Nikt chyba nie spodziewa się po występie naszego zespołu wysokiego miejsca. W zawodach weźmie udział prawdopodobnie aż 14 drużyn. Do finałowej rundy awansuje osiem najlepszych po pierwszej serii.
- Mówi się, że jedziemy po doświadczenie i nie mamy celu. Wiem jednak, że chciałabym skoczyć jak najlepiej. Nie chcę być tylko tutaj po naukę. Chciałbym oddać dobry skok, z którego będą zadowolona. Dla innych on może być słaby, ale ja muszę czuć, że był w porządku. Nikt o nas nie słyszał, a teraz Polska wystawia drużynę mieszaną. Dla wielu innych reprezentacji to na pewno spora niespodzianka. Naprawdę warto zobaczyć, jak skaczą kobiety. Dziewczyny pokazują, że też potrafią robić i to w dobrym stylu. Trener robił nam analizę i wyraźnie widać było, że najlepsza w naszym gronie Japonka Sara Takanashi i Gregor Schlierenzauer zachowują się na rozbiegu i podczas lotu podobnie - zachęca 18-letnia Magdalena.

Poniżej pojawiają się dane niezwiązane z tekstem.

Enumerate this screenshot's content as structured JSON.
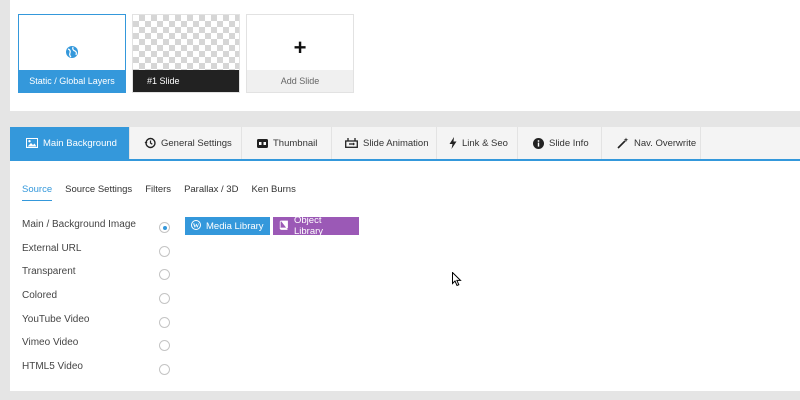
{
  "slides": [
    {
      "caption": "Static / Global Layers",
      "icon": "globe-icon"
    },
    {
      "caption": "#1 Slide"
    },
    {
      "caption": "Add Slide",
      "icon": "plus-icon"
    }
  ],
  "tabs": [
    {
      "label": "Main Background",
      "icon": "image-icon",
      "active": true
    },
    {
      "label": "General Settings",
      "icon": "history-icon"
    },
    {
      "label": "Thumbnail",
      "icon": "thumbnail-icon"
    },
    {
      "label": "Slide Animation",
      "icon": "animation-icon"
    },
    {
      "label": "Link & Seo",
      "icon": "bolt-icon"
    },
    {
      "label": "Slide Info",
      "icon": "info-icon"
    },
    {
      "label": "Nav. Overwrite",
      "icon": "magic-wand-icon"
    }
  ],
  "subtabs": [
    "Source",
    "Source Settings",
    "Filters",
    "Parallax / 3D",
    "Ken Burns"
  ],
  "source_options": [
    {
      "label": "Main / Background Image",
      "checked": true
    },
    {
      "label": "External URL"
    },
    {
      "label": "Transparent"
    },
    {
      "label": "Colored"
    },
    {
      "label": "YouTube Video"
    },
    {
      "label": "Vimeo Video"
    },
    {
      "label": "HTML5 Video"
    }
  ],
  "buttons": {
    "media_library": "Media Library",
    "object_library": "Object Library"
  },
  "colors": {
    "accent": "#3498db",
    "object_library": "#9b59b6",
    "slide_caption_bg": "#222222"
  }
}
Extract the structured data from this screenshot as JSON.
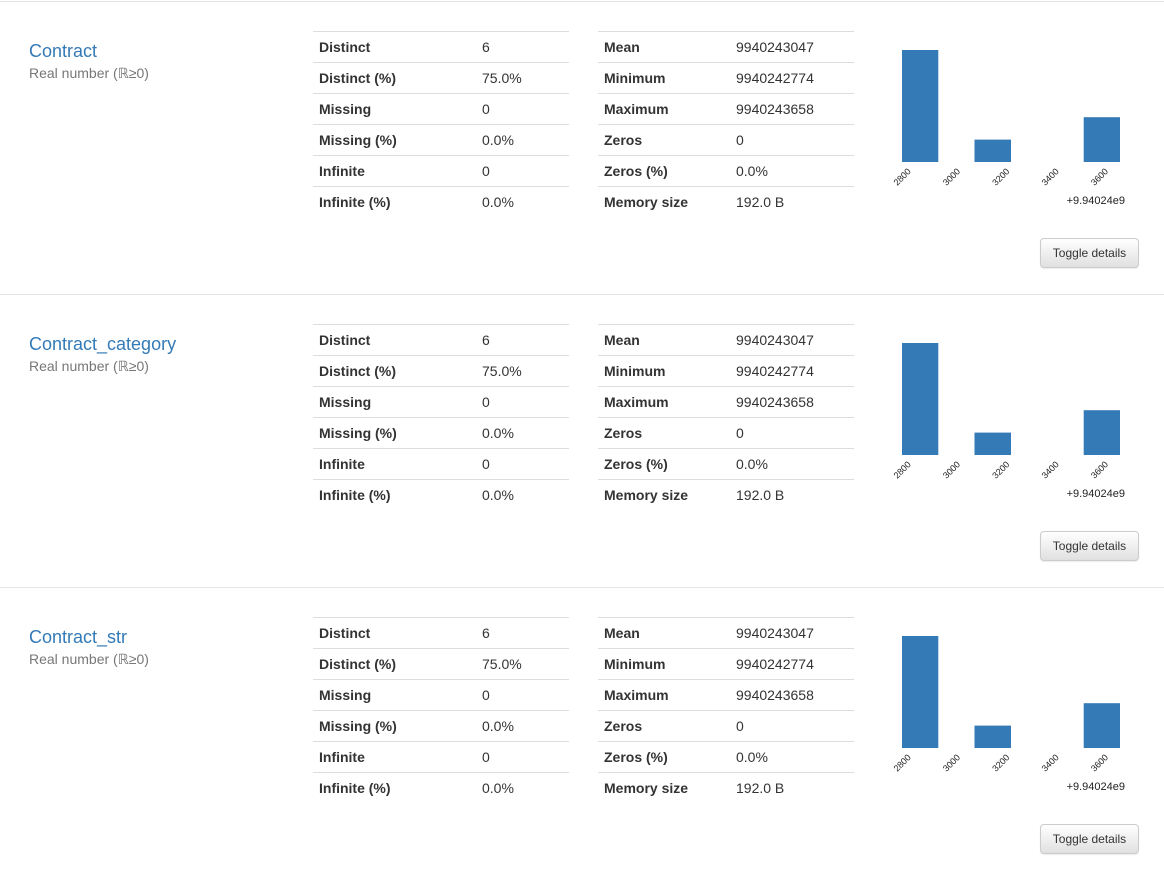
{
  "colors": {
    "bar": "#337ab7",
    "link": "#337ab7"
  },
  "variables": [
    {
      "name": "Contract",
      "type": "Real number (ℝ≥0)",
      "stats_left": [
        {
          "label": "Distinct",
          "value": "6"
        },
        {
          "label": "Distinct (%)",
          "value": "75.0%"
        },
        {
          "label": "Missing",
          "value": "0"
        },
        {
          "label": "Missing (%)",
          "value": "0.0%"
        },
        {
          "label": "Infinite",
          "value": "0"
        },
        {
          "label": "Infinite (%)",
          "value": "0.0%"
        }
      ],
      "stats_right": [
        {
          "label": "Mean",
          "value": "9940243047"
        },
        {
          "label": "Minimum",
          "value": "9940242774"
        },
        {
          "label": "Maximum",
          "value": "9940243658"
        },
        {
          "label": "Zeros",
          "value": "0"
        },
        {
          "label": "Zeros (%)",
          "value": "0.0%"
        },
        {
          "label": "Memory size",
          "value": "192.0 B"
        }
      ],
      "toggle_label": "Toggle details"
    },
    {
      "name": "Contract_category",
      "type": "Real number (ℝ≥0)",
      "stats_left": [
        {
          "label": "Distinct",
          "value": "6"
        },
        {
          "label": "Distinct (%)",
          "value": "75.0%"
        },
        {
          "label": "Missing",
          "value": "0"
        },
        {
          "label": "Missing (%)",
          "value": "0.0%"
        },
        {
          "label": "Infinite",
          "value": "0"
        },
        {
          "label": "Infinite (%)",
          "value": "0.0%"
        }
      ],
      "stats_right": [
        {
          "label": "Mean",
          "value": "9940243047"
        },
        {
          "label": "Minimum",
          "value": "9940242774"
        },
        {
          "label": "Maximum",
          "value": "9940243658"
        },
        {
          "label": "Zeros",
          "value": "0"
        },
        {
          "label": "Zeros (%)",
          "value": "0.0%"
        },
        {
          "label": "Memory size",
          "value": "192.0 B"
        }
      ],
      "toggle_label": "Toggle details"
    },
    {
      "name": "Contract_str",
      "type": "Real number (ℝ≥0)",
      "stats_left": [
        {
          "label": "Distinct",
          "value": "6"
        },
        {
          "label": "Distinct (%)",
          "value": "75.0%"
        },
        {
          "label": "Missing",
          "value": "0"
        },
        {
          "label": "Missing (%)",
          "value": "0.0%"
        },
        {
          "label": "Infinite",
          "value": "0"
        },
        {
          "label": "Infinite (%)",
          "value": "0.0%"
        }
      ],
      "stats_right": [
        {
          "label": "Mean",
          "value": "9940243047"
        },
        {
          "label": "Minimum",
          "value": "9940242774"
        },
        {
          "label": "Maximum",
          "value": "9940243658"
        },
        {
          "label": "Zeros",
          "value": "0"
        },
        {
          "label": "Zeros (%)",
          "value": "0.0%"
        },
        {
          "label": "Memory size",
          "value": "192.0 B"
        }
      ],
      "toggle_label": "Toggle details"
    }
  ],
  "chart_data": [
    {
      "type": "bar",
      "bins": [
        [
          2774,
          2921
        ],
        [
          2921,
          3068
        ],
        [
          3068,
          3216
        ],
        [
          3216,
          3363
        ],
        [
          3363,
          3511
        ],
        [
          3511,
          3658
        ]
      ],
      "values": [
        5,
        0,
        1,
        0,
        0,
        2
      ],
      "xlim": [
        2774,
        3658
      ],
      "xticks": [
        2800,
        3000,
        3200,
        3400,
        3600
      ],
      "xtick_labels": [
        "2800",
        "3000",
        "3200",
        "3400",
        "3600"
      ],
      "offset_label": "+9.94024e9",
      "ylim": [
        0,
        5
      ],
      "grid": false
    },
    {
      "type": "bar",
      "bins": [
        [
          2774,
          2921
        ],
        [
          2921,
          3068
        ],
        [
          3068,
          3216
        ],
        [
          3216,
          3363
        ],
        [
          3363,
          3511
        ],
        [
          3511,
          3658
        ]
      ],
      "values": [
        5,
        0,
        1,
        0,
        0,
        2
      ],
      "xlim": [
        2774,
        3658
      ],
      "xticks": [
        2800,
        3000,
        3200,
        3400,
        3600
      ],
      "xtick_labels": [
        "2800",
        "3000",
        "3200",
        "3400",
        "3600"
      ],
      "offset_label": "+9.94024e9",
      "ylim": [
        0,
        5
      ],
      "grid": false
    },
    {
      "type": "bar",
      "bins": [
        [
          2774,
          2921
        ],
        [
          2921,
          3068
        ],
        [
          3068,
          3216
        ],
        [
          3216,
          3363
        ],
        [
          3363,
          3511
        ],
        [
          3511,
          3658
        ]
      ],
      "values": [
        5,
        0,
        1,
        0,
        0,
        2
      ],
      "xlim": [
        2774,
        3658
      ],
      "xticks": [
        2800,
        3000,
        3200,
        3400,
        3600
      ],
      "xtick_labels": [
        "2800",
        "3000",
        "3200",
        "3400",
        "3600"
      ],
      "offset_label": "+9.94024e9",
      "ylim": [
        0,
        5
      ],
      "grid": false
    }
  ]
}
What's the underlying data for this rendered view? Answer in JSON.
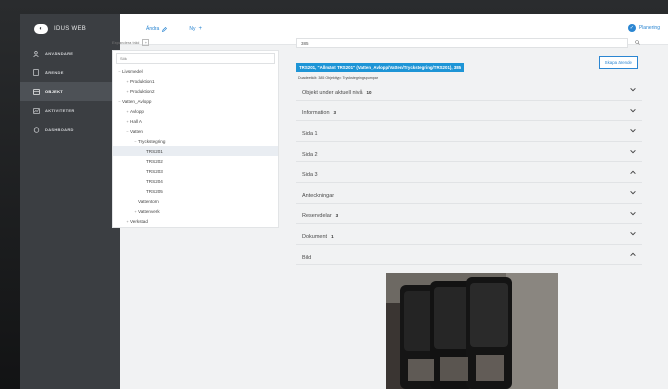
{
  "app": {
    "logo_text": "IDUS WEB"
  },
  "sidebar": {
    "items": [
      {
        "label": "ANVÄNDARE",
        "icon": "user-icon",
        "active": false
      },
      {
        "label": "ÄRENDE",
        "icon": "document-icon",
        "active": false
      },
      {
        "label": "OBJEKT",
        "icon": "objects-icon",
        "active": true
      },
      {
        "label": "AKTIVITETER",
        "icon": "activity-icon",
        "active": false
      },
      {
        "label": "DASHBOARD",
        "icon": "dashboard-icon",
        "active": false
      }
    ]
  },
  "topbar": {
    "edit_label": "Ändra",
    "new_label": "Ny",
    "planner_label": "Planering"
  },
  "tree": {
    "expand_label": "Expandera träd",
    "search_value": "Sök",
    "nodes": [
      {
        "label": "Livsmedel",
        "depth": 0,
        "toggle": "−",
        "selected": false
      },
      {
        "label": "Produktion1",
        "depth": 1,
        "toggle": "+",
        "selected": false
      },
      {
        "label": "Produktion2",
        "depth": 1,
        "toggle": "+",
        "selected": false
      },
      {
        "label": "Vatten_Avlopp",
        "depth": 0,
        "toggle": "−",
        "selected": false
      },
      {
        "label": "Avlopp",
        "depth": 1,
        "toggle": "+",
        "selected": false
      },
      {
        "label": "Hall A",
        "depth": 1,
        "toggle": "+",
        "selected": false
      },
      {
        "label": "Vatten",
        "depth": 1,
        "toggle": "−",
        "selected": false
      },
      {
        "label": "Tryckstegring",
        "depth": 2,
        "toggle": "−",
        "selected": false
      },
      {
        "label": "TRS201",
        "depth": 3,
        "toggle": "",
        "selected": true
      },
      {
        "label": "TRS202",
        "depth": 3,
        "toggle": "",
        "selected": false
      },
      {
        "label": "TRS203",
        "depth": 3,
        "toggle": "",
        "selected": false
      },
      {
        "label": "TRS204",
        "depth": 3,
        "toggle": "",
        "selected": false
      },
      {
        "label": "TRS205",
        "depth": 3,
        "toggle": "",
        "selected": false
      },
      {
        "label": "Vattentorn",
        "depth": 2,
        "toggle": "",
        "selected": false
      },
      {
        "label": "Vattenverk",
        "depth": 2,
        "toggle": "+",
        "selected": false
      },
      {
        "label": "Verkstad",
        "depth": 1,
        "toggle": "+",
        "selected": false
      }
    ]
  },
  "search": {
    "value": "385"
  },
  "object": {
    "title": "TRS201, \"Allmänt TRS201\" (Vatten_Avlopp/Vatten/Tryckstegring/TRS201), 385",
    "subtitle": "Duadeetköt: 385   Objekttyp: Tryckstegringspumpar",
    "create_button": "Skapa ärende"
  },
  "sections": [
    {
      "label": "Objekt under aktuell nivå",
      "count": "10",
      "expanded": false
    },
    {
      "label": "Information",
      "count": "3",
      "expanded": false
    },
    {
      "label": "Sida 1",
      "count": "",
      "expanded": false
    },
    {
      "label": "Sida 2",
      "count": "",
      "expanded": false
    },
    {
      "label": "Sida 3",
      "count": "",
      "expanded": true
    },
    {
      "label": "Anteckningar",
      "count": "",
      "expanded": false
    },
    {
      "label": "Reservdelar",
      "count": "3",
      "expanded": false
    },
    {
      "label": "Dokument",
      "count": "1",
      "expanded": false
    },
    {
      "label": "Bild",
      "count": "",
      "expanded": true
    }
  ],
  "colors": {
    "accent": "#2b86d2",
    "title_bg": "#1e95d6",
    "sidebar": "#3b3e42"
  }
}
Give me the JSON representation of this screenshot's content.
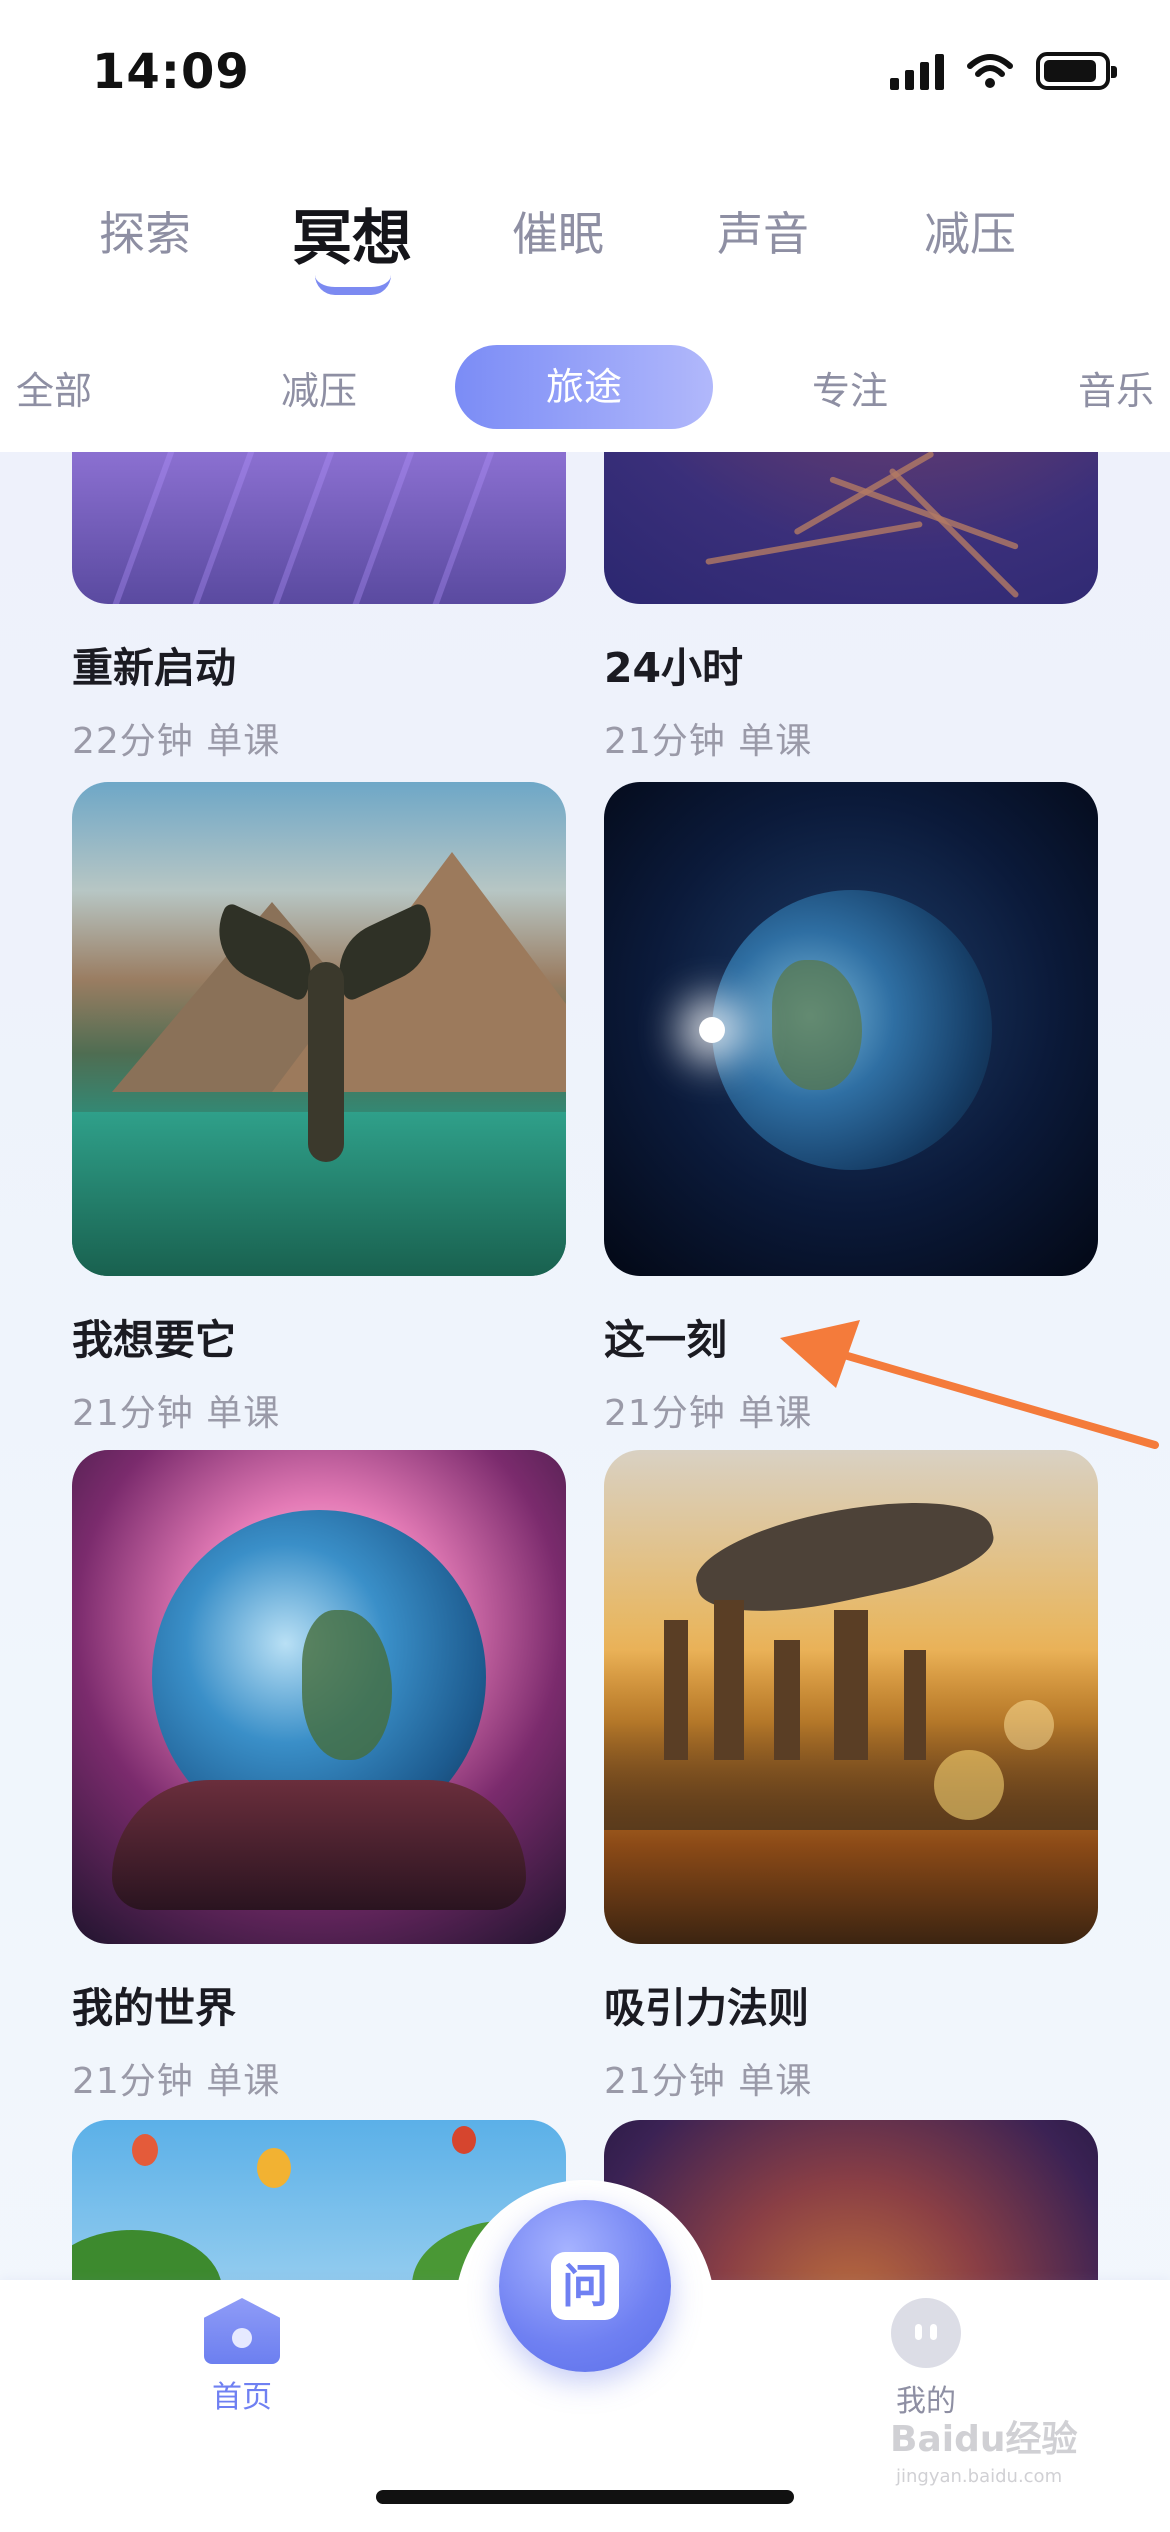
{
  "status_bar": {
    "time": "14:09",
    "battery_level": 0.9
  },
  "main_tabs": [
    {
      "label": "探索",
      "active": false
    },
    {
      "label": "冥想",
      "active": true
    },
    {
      "label": "催眠",
      "active": false
    },
    {
      "label": "声音",
      "active": false
    },
    {
      "label": "减压",
      "active": false
    }
  ],
  "sub_tabs": [
    {
      "label": "全部",
      "active": false
    },
    {
      "label": "减压",
      "active": false
    },
    {
      "label": "旅途",
      "active": true
    },
    {
      "label": "专注",
      "active": false
    },
    {
      "label": "音乐",
      "active": false
    }
  ],
  "cards": [
    {
      "title": "重新启动",
      "meta": "22分钟 单课",
      "image": "lavender-field"
    },
    {
      "title": "24小时",
      "meta": "21分钟 单课",
      "image": "tree-roots"
    },
    {
      "title": "我想要它",
      "meta": "21分钟 单课",
      "image": "whale-tail-lake"
    },
    {
      "title": "这一刻",
      "meta": "21分钟 单课",
      "image": "earth-in-space"
    },
    {
      "title": "我的世界",
      "meta": "21分钟 单课",
      "image": "earth-in-hands"
    },
    {
      "title": "吸引力法则",
      "meta": "21分钟 单课",
      "image": "whale-over-city"
    },
    {
      "title": "",
      "meta": "",
      "image": "hot-air-balloons"
    },
    {
      "title": "",
      "meta": "",
      "image": "nebula"
    }
  ],
  "bottom_nav": {
    "home_label": "首页",
    "center_glyph": "问",
    "me_label": "我的"
  },
  "watermark": {
    "text": "Baidu经验",
    "sub": "jingyan.baidu.com"
  },
  "colors": {
    "accent": "#7c8af1",
    "arrow": "#f47b3b",
    "muted_text": "#9a9aa8"
  }
}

- Staramy się cały czas poprawiać, trener pokazuje nam jak prezentują się najlepsze zawodniczki i skoczkowie - dodaje Szwab.
Trenerzy młodych skoczkiń nie mają zamiaru wywierać na podopiecznych jakiejkolwiek presji. Podobne zdanie jak Adam Małysz w kwestii szans na wysokie lokaty ma także prezes PZN Apoloniusz Tajner.
- Mogę tylko potwierdzić ich słowa. Nie stawiamy jakichkolwiek celów. Nie będę mówił, że liczymy na miejsce w trójce czy szóstce. To jest ciche marzenie, ale na ten moment najważniejsze jest to, aby się pokazać. My jako trenerzy zobaczymy, na jakim etapie przygotowań w tej chwili jesteśmy - tłumaczy Sławomir Hankus. - Myślę, że przed samym weekendem u mnie i drugiego trenera stres jest nieporównywalnie większy niż u dziewczyn. Dla nas też jest to bardzo ważna chwila. Pierwszy raz zaprezentujemy się w konkursie mieszanym, ale naprawdę wierzę w to, że zawodniczki sobie z tym poradzą - kończy szkoleniowiec.
Jeszcze nie wiadomo, którzy dwaj skoczkowie dołączą do naszych pań. Selekcjoner Łukasz Kruczek ogłosi to po przedpołudniowych treningach i kwalifikacjach. Być może nie będą to najlepsi w piątek zawodnicy, a ci, którzy muszą jeszcze popracować nad formą.
Po zawodach w Lillehammer, a więc piątkowej rywalizacji w konkursie mieszanym i sobotniej w indywidualnym Polki mają zaplanowany start w PŚ w Hinterzarten w drugiej połowie grudnia.